Silvia, quanto ti alleni adesso? “Mi alleno 2 volte al giorno tutti i giorni, ed 1 sola volta la domenica. Oramai sono in una fase in cui sento la necessità fisiologica di farlo, non ho ancora capito bene per quale motivo, ma credo che il mio corpo sprigioni delle sostanze che mi fanno sentire bene quando mi alleno; inoltre c’è la sensazione di appagamento psicologico che mi trasmette la prospettiva di arrivare a fine giornata sapendo di essermi allenata bene. In questo momento sono molto carica, e non mi sento affatto così lontana da una medaglia a Londra. Vado là per giocarmela sino in fondo. Dal punto di vista della disabilità io sono l’unica atleta della mia categoria (TA – Trunk & Arms) costretta alla carrozzina; nelle altre nazioni tutti gli atleti appartenenti a tale categoria, sebbene disabili, camminano, perciò possono sicuramente esprimere una maggiore potenza; la cosa tuttavia non mi preoccupa, anzi, la vivo come una doppia sfida. Inoltre bisogna sottolineare che a Bled noi abbiamo qualificato la barca, non l’equipaggio, quindi il posto lo dobbiamo mantenere dimostrando il nostro valore ogni volta. È’ una forma di pressione psicologica che comprendo perfettamente, tuttavia i test continui mi stressano, sebbene mi spingano sempre a cercare di dimostrare qualcosa, scatenando la mia vena agonistica e competitiva. Sinceramente, non credevo di essere così tanto competitiva!”
Parliamo di Daniele Stefanoni, il tuo grande compagno di barca… “Daniele è una persona meravigliosa, con un grande cuore. Ricordo che ci hanno messo in barca insieme sin da subito, e con lui ho disputato la mia prima regata internazionale a Gavirate. C’era un fortissimo vento e delle onde molto alte. Giunti in partenza, ho avuto paura, e, colta da un attacco di panico, gli ho detto che volevo scendere; lui è riuscito a calmarmi, e da allora io mi fido molto di lui. Tecnicamente è molto capace nel portare la barca; agli inizi lui era a capovoga, ma, dallo scorso anno, ci siamo invertiti, e sono passata io a capovoga”.

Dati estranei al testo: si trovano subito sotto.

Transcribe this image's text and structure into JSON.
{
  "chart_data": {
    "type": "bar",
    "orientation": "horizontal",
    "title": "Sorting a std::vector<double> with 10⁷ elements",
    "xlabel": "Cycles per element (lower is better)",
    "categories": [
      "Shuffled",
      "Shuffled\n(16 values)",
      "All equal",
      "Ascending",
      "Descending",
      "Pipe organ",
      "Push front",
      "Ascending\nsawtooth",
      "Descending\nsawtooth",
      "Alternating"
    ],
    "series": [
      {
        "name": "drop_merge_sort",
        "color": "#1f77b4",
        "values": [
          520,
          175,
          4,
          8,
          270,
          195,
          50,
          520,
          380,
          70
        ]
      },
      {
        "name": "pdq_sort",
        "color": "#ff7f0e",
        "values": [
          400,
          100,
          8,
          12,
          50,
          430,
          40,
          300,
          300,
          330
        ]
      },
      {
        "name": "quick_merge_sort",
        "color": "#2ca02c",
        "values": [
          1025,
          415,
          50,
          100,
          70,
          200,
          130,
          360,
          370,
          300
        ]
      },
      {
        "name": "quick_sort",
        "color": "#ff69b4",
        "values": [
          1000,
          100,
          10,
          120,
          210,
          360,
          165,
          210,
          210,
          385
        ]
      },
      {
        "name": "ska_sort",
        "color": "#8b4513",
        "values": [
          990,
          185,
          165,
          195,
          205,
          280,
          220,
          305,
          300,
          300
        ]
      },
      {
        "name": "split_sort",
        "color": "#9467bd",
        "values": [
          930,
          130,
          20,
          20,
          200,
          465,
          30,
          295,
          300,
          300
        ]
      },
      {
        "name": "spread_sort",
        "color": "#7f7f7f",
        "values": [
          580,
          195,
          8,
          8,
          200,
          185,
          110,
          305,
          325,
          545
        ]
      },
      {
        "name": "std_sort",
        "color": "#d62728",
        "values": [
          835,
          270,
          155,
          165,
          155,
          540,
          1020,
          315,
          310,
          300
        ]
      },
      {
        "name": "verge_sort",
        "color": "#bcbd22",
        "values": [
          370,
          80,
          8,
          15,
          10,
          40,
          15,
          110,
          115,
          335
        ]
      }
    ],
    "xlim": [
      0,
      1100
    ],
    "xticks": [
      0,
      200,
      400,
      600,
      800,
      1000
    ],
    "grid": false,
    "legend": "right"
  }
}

La gara più bella che hai disputato? “Lo scorso anno, a Karapiro, in Nuova Zelanda. Siamo arrivati quinti, però ho dato tutto ciò di cui ero capace; ero in stato di grazia, sentivo che non mi avrebbe potuto batture nessuno. La qualificazione di Bled dello scorso anno è stata, invece, una sfida durissima, dal punto di vista fisico e mentale; essendo in palio i pass olimpici, il livello era ancora più alto, e tutti hanno dato il tutto per tutto. Io ero molto più allenata ed in forma, quindi più vicina al limite, ma ce l’abbiamo fatta, e questa è la cosa più importante! Ora guardiamo a Londra!”